Sustainable Shellfish: Superfood of the Sea
The perfect food may not be underfoot, but rather, underwater. It’s delicious, fast-growing, nutritionally dense, sustainably produced, locally available from coast to coast and comes in nature’s own sturdy packaging. “Shellfish is the most sustainable protein on the planet. There are no antibiotics, no pesticides, no fertilizer and no feed needed to raise shellfish,” says Bob Rheault, executive director of the East Coast Shellfish Growers Association, which represents 1,500 shellfish farmers from Maine to Florida.
Shellfish is a nutritional powerhouse, providing proteins, essential amino acids, long-chain polyunsaturated fats, vitamins and carotenoids. The drastically shorter life cycle of shellfish compared to other farmed seafood also means shellfish producers can generate more food more quickly.
Shellfish also offer many ecological benefits; they filter the water, remove excess nutrients and create habitat for juvenile fish, Rheault says. A single oyster can filter up to 50 gallons of water per day, according to the Oyster Recovery Partnership, an organization that restores reefs in conjunction with a shell recycling network of restaurants and public drop sites across the mid-Atlantic region.
Ray Hilborn, a biologist and professor at the University of Washington School of Aquatic and Fishery Sciences, in Seattle, has compared the relative environmental costs of different food sources, including grains, poultry and imitation, plant-based meats. He has found that farmed shellfish, specifically mollusks like oysters, clams and mussels, provide the lowest impact protein of them all. “Shellfish has a very low carbon footprint and enormous yield per area,” he says. “Mussel farms, for example, are pretty much just ropes hung from rafts, with no changes to the ecosystem or loss of biodiversity, as compared to agriculture.”
Bivalve shellfish like clams and oysters are mainly sourced from farms because wild stocks are largely depleted due to overharvesting, habitat loss and other contributing factors. “Somewhere around 90 percent of mussels and oysters on the market are farmed,” Rheault says. “If you see perfect-looking oysters at the raw bar, you know they are farmed. Out of the wild, they can look gnarly.”
Restorative aquaculture, which produces seafood using scientific principles that enhance coastal environments, may be one of the best opportunities to restore ecosystems while feeding the Earth’s growing population, according to a report from The Nature Conservancy. However, Hilborn points to “the impact of food, not just how it’s grown, but how it got to you.” Processed shellfish has a bigger carbon footprint, so it’s ecologically desirable to look for fresh, local options whenever possible.
Local production has a culinary benefit, too. “Every waterway has its own unique ‘merroir’, or flavor, that comes from the local environment. The differing levels of salinity and minerality, among other things, can lead to a very different flavor,” adds Rheault. While there is only one dominant species of oyster on the East Coast, there are three varieties found on the West Coast and dozens more around the world, each with different flavor profiles, according to Rheault; oysters also have differing flavors throughout the year. “Fall oysters have a rich, full flavor; they can be skinny in the spring. I like them in winter best of all.”
Perry Raso, owner of the Matunuck Oyster Bar and Farm, in Wakefield, Rhode Island, and a leader in the growing shellfish farming industry, grew up digging littleneck clams as a youngster. He earned a graduate degree in aquaculture before launching and growing a multifaceted business, including a restaurant, a seven-acre oyster farm and an organic vegetable farm. He raises and sells more than 1 million mature oysters a year and also supplies 5 million seed oysters to other aqua farmers.
Voted one of the top 20 seafood restaurants in the country by Time Out, Matunuck Oyster Bar serves several shellfish delicacies, including a classic oyster stew made with rosemary broth, scallop ceviche, quinoa crab salad and oysters on the half shell with a cucumber passionfruit gazpacho.
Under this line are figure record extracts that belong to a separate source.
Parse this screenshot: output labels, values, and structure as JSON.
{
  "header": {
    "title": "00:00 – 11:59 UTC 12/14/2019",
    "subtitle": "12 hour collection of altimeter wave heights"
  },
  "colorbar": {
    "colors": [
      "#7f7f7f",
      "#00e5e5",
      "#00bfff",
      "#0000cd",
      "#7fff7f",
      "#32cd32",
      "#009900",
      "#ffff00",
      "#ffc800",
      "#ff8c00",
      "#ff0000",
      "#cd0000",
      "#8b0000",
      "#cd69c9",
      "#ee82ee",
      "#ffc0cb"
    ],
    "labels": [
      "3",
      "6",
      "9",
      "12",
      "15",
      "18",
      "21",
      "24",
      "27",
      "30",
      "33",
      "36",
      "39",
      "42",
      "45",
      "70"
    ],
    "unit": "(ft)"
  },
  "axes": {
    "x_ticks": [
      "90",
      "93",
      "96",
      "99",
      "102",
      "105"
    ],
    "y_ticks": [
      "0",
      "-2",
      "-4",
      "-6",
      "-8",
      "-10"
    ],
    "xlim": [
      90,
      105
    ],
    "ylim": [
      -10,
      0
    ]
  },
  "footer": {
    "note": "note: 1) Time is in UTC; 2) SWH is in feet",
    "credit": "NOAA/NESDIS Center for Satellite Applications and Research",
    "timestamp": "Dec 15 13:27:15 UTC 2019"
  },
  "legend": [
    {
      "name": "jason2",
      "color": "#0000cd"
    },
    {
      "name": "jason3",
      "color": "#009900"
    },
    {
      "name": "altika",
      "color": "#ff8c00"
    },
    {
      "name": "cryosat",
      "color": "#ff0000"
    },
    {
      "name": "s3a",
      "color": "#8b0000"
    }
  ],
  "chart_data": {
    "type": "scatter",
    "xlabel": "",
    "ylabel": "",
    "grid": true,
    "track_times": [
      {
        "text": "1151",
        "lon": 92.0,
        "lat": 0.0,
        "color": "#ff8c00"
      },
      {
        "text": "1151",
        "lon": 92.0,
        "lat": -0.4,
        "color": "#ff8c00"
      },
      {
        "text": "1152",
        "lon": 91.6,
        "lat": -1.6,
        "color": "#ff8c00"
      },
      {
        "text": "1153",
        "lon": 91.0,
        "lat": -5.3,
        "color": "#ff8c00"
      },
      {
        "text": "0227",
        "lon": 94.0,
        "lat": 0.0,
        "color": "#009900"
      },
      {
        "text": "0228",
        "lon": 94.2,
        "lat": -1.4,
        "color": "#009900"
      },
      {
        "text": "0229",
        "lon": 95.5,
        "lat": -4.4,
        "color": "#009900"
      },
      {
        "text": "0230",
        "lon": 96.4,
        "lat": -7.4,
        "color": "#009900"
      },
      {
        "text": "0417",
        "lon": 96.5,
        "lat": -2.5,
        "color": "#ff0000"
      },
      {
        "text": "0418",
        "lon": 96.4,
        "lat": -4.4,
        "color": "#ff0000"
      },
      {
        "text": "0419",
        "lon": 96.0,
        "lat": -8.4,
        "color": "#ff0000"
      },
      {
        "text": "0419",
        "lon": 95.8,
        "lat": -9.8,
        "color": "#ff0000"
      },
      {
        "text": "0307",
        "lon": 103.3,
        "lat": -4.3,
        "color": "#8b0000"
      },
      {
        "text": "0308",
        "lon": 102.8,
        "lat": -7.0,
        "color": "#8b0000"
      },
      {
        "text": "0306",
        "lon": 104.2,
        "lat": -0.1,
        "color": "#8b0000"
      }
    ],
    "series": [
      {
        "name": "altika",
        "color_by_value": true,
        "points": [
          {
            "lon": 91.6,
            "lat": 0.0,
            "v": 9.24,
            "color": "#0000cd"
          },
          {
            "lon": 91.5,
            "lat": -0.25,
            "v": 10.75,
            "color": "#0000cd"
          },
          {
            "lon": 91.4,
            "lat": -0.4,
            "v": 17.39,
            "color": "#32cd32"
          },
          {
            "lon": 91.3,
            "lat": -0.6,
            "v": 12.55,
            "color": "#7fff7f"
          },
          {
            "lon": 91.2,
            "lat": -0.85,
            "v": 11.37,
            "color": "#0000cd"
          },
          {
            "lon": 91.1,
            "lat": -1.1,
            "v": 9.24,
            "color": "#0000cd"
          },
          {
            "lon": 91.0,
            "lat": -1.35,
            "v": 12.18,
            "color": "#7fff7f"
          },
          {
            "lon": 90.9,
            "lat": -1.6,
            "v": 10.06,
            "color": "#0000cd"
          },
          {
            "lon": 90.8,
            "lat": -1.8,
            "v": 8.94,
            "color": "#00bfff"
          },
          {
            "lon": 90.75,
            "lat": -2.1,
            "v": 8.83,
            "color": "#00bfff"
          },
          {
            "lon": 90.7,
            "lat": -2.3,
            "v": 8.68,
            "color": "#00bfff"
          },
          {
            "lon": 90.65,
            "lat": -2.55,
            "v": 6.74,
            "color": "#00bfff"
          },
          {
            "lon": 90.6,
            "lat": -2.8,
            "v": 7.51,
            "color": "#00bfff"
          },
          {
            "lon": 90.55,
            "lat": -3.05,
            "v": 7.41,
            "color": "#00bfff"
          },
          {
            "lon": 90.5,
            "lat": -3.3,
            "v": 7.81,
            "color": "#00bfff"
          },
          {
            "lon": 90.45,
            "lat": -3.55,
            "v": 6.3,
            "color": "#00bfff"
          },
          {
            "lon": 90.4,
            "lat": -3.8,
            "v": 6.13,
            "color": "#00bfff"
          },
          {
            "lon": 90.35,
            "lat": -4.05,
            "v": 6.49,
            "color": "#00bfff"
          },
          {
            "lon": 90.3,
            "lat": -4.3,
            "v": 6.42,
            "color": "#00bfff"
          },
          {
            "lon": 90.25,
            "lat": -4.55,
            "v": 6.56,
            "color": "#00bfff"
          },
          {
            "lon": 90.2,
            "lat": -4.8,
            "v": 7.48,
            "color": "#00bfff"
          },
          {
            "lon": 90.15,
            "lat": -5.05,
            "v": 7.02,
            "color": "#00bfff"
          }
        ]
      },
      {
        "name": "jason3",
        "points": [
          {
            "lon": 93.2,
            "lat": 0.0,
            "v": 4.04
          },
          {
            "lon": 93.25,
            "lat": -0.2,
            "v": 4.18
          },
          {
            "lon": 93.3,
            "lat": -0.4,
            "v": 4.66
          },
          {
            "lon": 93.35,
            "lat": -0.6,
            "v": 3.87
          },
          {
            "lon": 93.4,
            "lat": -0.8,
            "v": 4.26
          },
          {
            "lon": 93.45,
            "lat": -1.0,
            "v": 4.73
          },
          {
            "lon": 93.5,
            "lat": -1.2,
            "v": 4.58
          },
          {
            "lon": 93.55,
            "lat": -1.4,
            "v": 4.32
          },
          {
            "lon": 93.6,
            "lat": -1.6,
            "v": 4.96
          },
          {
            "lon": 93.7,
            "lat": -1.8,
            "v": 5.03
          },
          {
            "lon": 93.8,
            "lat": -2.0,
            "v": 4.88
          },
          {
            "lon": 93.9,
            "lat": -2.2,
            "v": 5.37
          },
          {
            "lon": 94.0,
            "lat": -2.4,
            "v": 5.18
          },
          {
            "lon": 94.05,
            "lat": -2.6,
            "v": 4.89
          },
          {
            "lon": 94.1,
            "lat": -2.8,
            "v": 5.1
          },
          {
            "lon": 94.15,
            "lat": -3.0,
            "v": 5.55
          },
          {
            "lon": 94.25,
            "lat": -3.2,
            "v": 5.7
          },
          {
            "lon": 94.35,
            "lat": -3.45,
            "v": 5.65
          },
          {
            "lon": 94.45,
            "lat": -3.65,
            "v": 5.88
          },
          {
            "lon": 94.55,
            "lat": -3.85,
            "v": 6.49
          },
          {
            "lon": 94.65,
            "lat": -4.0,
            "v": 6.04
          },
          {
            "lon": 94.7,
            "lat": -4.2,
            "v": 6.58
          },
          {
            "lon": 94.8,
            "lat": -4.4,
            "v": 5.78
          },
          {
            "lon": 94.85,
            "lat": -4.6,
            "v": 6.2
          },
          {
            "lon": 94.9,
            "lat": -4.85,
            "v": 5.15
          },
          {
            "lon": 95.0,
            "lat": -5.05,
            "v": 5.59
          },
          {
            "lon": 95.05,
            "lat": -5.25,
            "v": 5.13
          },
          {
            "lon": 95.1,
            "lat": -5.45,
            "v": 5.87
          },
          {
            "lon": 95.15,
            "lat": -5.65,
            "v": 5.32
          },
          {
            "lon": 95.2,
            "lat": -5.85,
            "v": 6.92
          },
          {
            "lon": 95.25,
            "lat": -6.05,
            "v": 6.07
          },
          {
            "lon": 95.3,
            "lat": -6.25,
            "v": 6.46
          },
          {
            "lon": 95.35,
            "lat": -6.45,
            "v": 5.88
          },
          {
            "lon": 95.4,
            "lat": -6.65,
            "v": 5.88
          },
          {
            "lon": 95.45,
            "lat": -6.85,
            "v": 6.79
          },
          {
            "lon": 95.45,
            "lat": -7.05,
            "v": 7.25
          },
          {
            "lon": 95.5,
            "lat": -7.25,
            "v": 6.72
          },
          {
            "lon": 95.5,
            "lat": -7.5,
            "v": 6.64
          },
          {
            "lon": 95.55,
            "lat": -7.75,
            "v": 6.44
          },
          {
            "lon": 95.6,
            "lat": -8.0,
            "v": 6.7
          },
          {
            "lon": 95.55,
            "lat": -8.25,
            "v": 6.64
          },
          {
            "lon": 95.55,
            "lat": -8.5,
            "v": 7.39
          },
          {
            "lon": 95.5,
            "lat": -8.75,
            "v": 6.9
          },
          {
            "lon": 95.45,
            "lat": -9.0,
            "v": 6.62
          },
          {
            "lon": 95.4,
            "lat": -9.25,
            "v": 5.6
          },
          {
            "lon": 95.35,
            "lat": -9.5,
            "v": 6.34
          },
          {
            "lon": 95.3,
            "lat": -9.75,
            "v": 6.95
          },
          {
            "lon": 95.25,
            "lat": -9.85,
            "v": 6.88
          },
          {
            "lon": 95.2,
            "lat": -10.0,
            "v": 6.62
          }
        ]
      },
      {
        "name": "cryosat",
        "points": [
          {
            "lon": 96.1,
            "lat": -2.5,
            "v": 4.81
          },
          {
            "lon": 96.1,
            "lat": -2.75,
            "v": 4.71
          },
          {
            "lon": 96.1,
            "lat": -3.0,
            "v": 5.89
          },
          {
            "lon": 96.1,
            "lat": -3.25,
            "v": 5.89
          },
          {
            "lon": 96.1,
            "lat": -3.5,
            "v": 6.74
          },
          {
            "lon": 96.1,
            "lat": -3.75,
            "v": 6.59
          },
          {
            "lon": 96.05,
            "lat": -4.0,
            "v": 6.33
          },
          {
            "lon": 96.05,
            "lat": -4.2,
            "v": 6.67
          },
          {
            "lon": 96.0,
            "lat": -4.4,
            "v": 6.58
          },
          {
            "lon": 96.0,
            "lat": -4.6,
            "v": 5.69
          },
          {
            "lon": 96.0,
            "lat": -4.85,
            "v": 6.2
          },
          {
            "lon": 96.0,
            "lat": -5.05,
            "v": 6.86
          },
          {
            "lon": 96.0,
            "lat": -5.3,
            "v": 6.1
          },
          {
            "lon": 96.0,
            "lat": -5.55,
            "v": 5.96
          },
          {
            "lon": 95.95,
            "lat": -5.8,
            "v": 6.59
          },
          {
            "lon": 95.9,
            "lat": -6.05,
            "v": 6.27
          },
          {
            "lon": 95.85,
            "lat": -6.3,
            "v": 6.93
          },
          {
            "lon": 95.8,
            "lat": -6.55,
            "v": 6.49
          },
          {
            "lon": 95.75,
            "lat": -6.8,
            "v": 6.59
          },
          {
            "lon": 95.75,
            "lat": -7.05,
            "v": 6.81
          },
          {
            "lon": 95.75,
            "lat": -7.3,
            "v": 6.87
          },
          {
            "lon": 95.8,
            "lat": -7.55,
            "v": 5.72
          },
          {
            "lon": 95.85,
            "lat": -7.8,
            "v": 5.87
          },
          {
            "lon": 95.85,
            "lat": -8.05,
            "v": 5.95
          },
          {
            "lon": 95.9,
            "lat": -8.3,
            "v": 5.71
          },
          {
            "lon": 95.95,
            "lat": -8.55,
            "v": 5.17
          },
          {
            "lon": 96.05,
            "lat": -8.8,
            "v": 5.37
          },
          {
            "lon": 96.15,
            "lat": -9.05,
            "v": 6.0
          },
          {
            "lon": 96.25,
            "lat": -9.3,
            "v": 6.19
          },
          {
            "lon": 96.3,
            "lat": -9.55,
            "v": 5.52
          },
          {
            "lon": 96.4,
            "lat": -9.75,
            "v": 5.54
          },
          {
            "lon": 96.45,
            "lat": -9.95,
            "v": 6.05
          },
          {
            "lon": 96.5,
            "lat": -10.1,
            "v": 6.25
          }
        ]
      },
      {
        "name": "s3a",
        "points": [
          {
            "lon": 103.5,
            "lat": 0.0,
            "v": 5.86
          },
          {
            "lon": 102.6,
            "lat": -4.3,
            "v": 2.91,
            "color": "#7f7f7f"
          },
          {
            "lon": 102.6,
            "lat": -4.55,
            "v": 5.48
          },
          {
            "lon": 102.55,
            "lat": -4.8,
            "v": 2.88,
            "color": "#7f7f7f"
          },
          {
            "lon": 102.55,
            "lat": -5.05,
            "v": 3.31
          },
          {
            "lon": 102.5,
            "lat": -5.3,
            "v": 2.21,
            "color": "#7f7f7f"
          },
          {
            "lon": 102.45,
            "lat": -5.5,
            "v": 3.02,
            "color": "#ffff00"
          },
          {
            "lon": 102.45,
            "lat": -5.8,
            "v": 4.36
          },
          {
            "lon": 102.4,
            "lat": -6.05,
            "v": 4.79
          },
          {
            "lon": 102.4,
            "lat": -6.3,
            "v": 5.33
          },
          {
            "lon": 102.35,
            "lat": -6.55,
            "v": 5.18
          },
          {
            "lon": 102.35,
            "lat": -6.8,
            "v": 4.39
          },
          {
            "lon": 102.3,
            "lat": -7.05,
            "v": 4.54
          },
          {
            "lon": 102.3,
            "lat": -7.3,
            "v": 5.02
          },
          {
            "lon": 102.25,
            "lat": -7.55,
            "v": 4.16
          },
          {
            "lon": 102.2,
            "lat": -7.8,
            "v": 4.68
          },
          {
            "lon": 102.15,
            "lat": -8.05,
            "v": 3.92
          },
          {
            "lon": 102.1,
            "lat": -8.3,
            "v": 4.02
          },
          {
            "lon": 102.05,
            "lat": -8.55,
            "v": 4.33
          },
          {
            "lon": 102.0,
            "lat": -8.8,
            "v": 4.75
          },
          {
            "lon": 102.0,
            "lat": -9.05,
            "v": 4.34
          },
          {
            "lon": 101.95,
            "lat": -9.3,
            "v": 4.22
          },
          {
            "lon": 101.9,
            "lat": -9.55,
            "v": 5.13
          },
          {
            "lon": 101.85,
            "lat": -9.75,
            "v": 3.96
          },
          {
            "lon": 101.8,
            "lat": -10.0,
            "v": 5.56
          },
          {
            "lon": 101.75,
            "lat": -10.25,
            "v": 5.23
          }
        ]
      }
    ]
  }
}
The menu also features “vegan scallops” made from seared king oyster mushrooms.
Rheault’s favorite way to eat an oyster, though, is simply with two drops of lime. “The lime knocks out your salt receptors and allows you to really taste the other flavors,” he says. “Grilling is another great way to introduce people to oysters. You don’t even need to shuck them; the grilling firms up the meat.”